Friday, September 12, 2014

Lints' Theological Vision

I have been revising my Church and Context module recently (teaching begins next week). I wanted to follow up on a writer that Tim Keller leans on in Center Church - Richard Lints (see my review of Center Church here)In his The Fabric of Theology: A Prolegomenon of Evangelical Theology (Grand Rapids: Eerdmans, 1993) Lints discusses at length the important issues involved in theological method. Among other very helpful insights into the processes by which we formulate doctrine Lints makes the important point that theological prolegomena are properly postdogmatic, rather than what one might intuitively suppose to be predogmatic. This is because the prolegomena themselves are theological. It is only after, or in the process of theologizing that one can truly formulate one’s prolegomena (279-80).

In Lints’ approach the theological framework should be determined by the flow of redemptive history:

A theological framework ought to be shaped through the careful and purposeful reading of the revelation of God’s redemptive activity. It is only when that is understood that a theological vision will develop. It is by that vision that we can understand the proper identity of the modern individual and the modern community of interpreters and the proper place of the modern era in redemptive history. As we come to understand the theological framework of the Scriptures, we can use it to interpret our own place in the historical unfolding of the redemptive activity of God. (312)

This framework is worked out as one proceeds from exegesis to biblical theology. Systematic theological categories must be fitted into this redemptive theological framework. Systematic theology, then, emerges out of the theological framework. The appropriation of a theological vision, by contrast, is the next step and comes out of the interaction of the theological framework with the cultural context (285-86). Or, as Keller, expounds Lints, “a theological vision is a vision for what you are going to do with your doctrine in a particular time and place” (Center Church, 18).

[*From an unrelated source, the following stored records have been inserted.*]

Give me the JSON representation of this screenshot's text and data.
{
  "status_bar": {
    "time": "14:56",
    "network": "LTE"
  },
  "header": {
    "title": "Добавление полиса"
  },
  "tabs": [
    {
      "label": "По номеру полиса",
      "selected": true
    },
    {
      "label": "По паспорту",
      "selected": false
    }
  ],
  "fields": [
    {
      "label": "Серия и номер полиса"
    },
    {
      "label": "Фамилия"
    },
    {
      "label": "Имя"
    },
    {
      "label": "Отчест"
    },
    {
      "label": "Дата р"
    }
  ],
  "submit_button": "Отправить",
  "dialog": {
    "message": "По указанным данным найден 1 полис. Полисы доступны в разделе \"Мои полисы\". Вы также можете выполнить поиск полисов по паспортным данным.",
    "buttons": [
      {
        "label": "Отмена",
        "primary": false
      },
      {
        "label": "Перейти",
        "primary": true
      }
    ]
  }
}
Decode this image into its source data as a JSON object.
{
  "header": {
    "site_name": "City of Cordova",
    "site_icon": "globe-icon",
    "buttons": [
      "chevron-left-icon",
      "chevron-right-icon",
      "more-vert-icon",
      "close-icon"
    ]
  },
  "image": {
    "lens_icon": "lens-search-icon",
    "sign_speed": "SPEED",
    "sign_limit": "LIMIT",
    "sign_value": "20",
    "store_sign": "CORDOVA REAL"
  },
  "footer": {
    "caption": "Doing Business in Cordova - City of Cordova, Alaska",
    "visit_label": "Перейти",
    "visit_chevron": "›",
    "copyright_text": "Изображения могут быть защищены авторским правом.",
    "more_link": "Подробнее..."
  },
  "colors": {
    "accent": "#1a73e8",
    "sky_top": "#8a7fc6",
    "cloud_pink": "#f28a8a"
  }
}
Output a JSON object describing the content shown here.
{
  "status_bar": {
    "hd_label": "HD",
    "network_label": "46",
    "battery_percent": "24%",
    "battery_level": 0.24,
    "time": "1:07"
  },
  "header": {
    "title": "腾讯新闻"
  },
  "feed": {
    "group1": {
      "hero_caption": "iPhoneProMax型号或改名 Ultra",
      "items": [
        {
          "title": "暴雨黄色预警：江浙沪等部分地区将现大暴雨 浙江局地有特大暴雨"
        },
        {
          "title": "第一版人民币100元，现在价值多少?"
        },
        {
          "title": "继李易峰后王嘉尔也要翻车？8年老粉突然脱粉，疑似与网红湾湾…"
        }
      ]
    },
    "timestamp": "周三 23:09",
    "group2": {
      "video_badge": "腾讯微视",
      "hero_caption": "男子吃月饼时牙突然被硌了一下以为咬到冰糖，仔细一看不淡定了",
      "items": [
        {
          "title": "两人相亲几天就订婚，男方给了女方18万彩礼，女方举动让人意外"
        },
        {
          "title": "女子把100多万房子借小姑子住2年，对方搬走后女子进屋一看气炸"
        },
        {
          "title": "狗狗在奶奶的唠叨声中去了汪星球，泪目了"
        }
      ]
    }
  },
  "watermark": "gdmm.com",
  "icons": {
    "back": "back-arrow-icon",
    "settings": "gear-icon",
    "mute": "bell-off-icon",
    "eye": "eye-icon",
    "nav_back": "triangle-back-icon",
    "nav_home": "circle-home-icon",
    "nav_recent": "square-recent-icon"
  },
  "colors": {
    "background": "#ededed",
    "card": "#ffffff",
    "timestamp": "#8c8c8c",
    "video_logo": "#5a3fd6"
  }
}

I appreciate the concern that Lints has not to allow a “concern for ‘relevance’ ... to dominate the theological framework” but I struggle here to understand how a systematic theology can emerge out of a biblical theology without being expressed in ways peculiar to a certain culture. It is systematic theology in a particular language and is therefore, an ethnotheology, rather than a metatheology. It seems to me then, that, using Lints’ categories, theological vision must be one and the same as theological framework.